- Manpur Hari Location in Uttar Pradesh, India
- Coordinates: 27°15′19″N 79°15′42″E﻿ / ﻿27.25524°N 79.26178°E
- Country: India
- State: Uttar Pradesh
- District: Mainpuri
- Tehsil: Bhongaon

Area
- • Total: 1.697 km^{2} (0.655 sq mi)

Population (2011)
- • Total: 1,693
- • Density: 997.6/km^{2} (2,584/sq mi)
- Time zone: UTC+5:30 (IST)

= Manpur Hari =

Village in Uttar Pradesh, India

Manpur Hari is a village in Bewar block of Mainpuri district, Uttar Pradesh. As of 2011, it has a population of 1,693, in 296 households.

== Geography ==
Manpur Hari is located by the Bewar branch canal, and there is a bridge over the canal at Manpur Hari.

== Demographics ==
As of 2011, Manpur Hari had a population of 1,693, in 296 households. This population was 51.3% male (868) and 48.7% female (825). The 0-6 age group numbered 254 (130 male and 124 female), or 15.0% of the total population. 316 residents were members of Scheduled Castes, or 18.7% of the total.

The 1981 census recorded Manpur Hari as having a population of 1,066 people, in 202 households.

The 1961 census recorded Manpur Hari as comprising 4 hamlets, with a total population of 832 people (449 male and 383 female), in 178 households and 142 physical houses.
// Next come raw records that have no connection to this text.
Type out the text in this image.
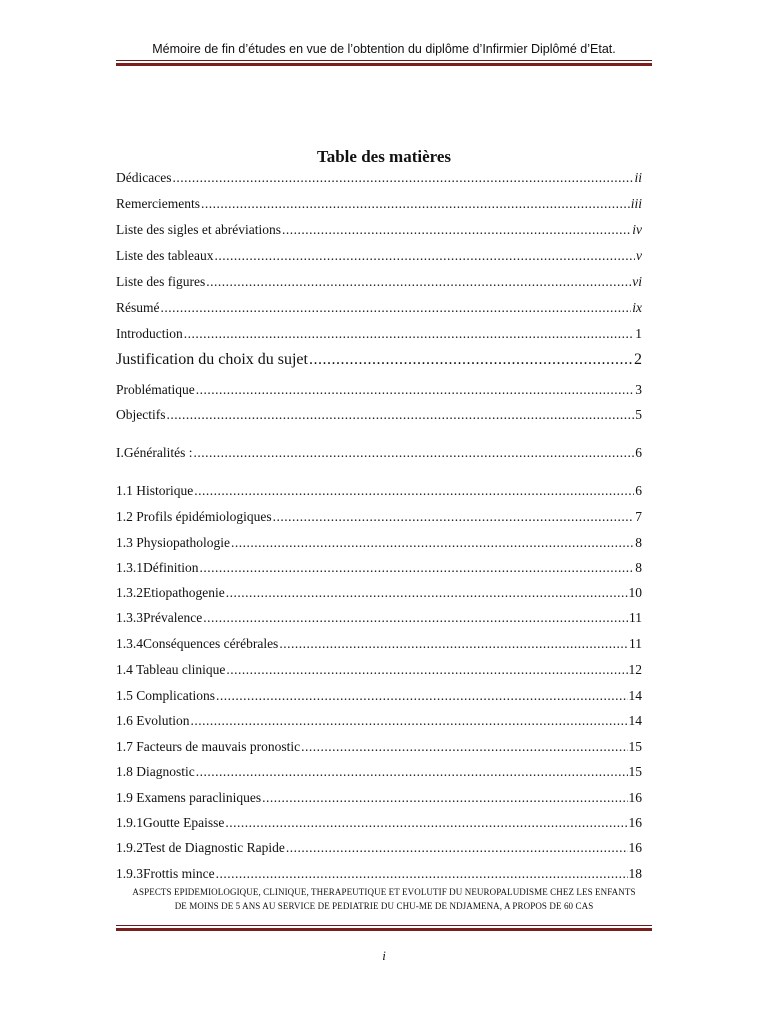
Mémoire de fin d’études en vue de l’obtention du diplôme d’Infirmier Diplômé d’Etat.
Table des matières
Dédicaces .....	ii
Remerciements .....	iii
Liste des sigles et abréviations .....	iv
Liste des tableaux .....	v
Liste des figures .....	vi
Résumé .....	ix
Introduction .....	1
Justification du choix du sujet .....	2
Problématique .....	3
Objectifs .....	5
I.Généralités : .....	6
1.1 Historique .....	6
1.2 Profils épidémiologiques .....	7
1.3 Physiopathologie .....	8
1.3.1 Définition .....	8
1.3.2 Etiopathogenie .....	10
1.3.3 Prévalence .....	11
1.3.4 Conséquences cérébrales .....	11
1.4 Tableau clinique .....	12
1.5 Complications .....	14
1.6 Evolution .....	14
1.7 Facteurs de mauvais pronostic .....	15
1.8 Diagnostic .....	15
1.9 Examens paracliniques .....	16
1.9.1 Goutte Epaisse .....	16
1.9.2 Test de Diagnostic Rapide .....	16
1.9.3 Frottis mince .....	18
ASPECTS EPIDEMIOLOGIQUE, CLINIQUE, THERAPEUTIQUE ET EVOLUTIF DU NEUROPALUDISME CHEZ LES ENFANTS
DE MOINS DE 5 ANS AU SERVICE DE PEDIATRIE DU CHU-ME DE NDJAMENA, A PROPOS DE 60 CAS
i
The area of the village was given as 445 acres.

== Infrastructure ==
As of 2011, Manpur Hari had 2 primary schools and 1 primary health centre. Drinking water was provided by hand pump and tube well/borehole; there were no public toilets. The village had a sub post office but no public library; there was at least some access to electricity for all purposes. Streets were made of pakka materials.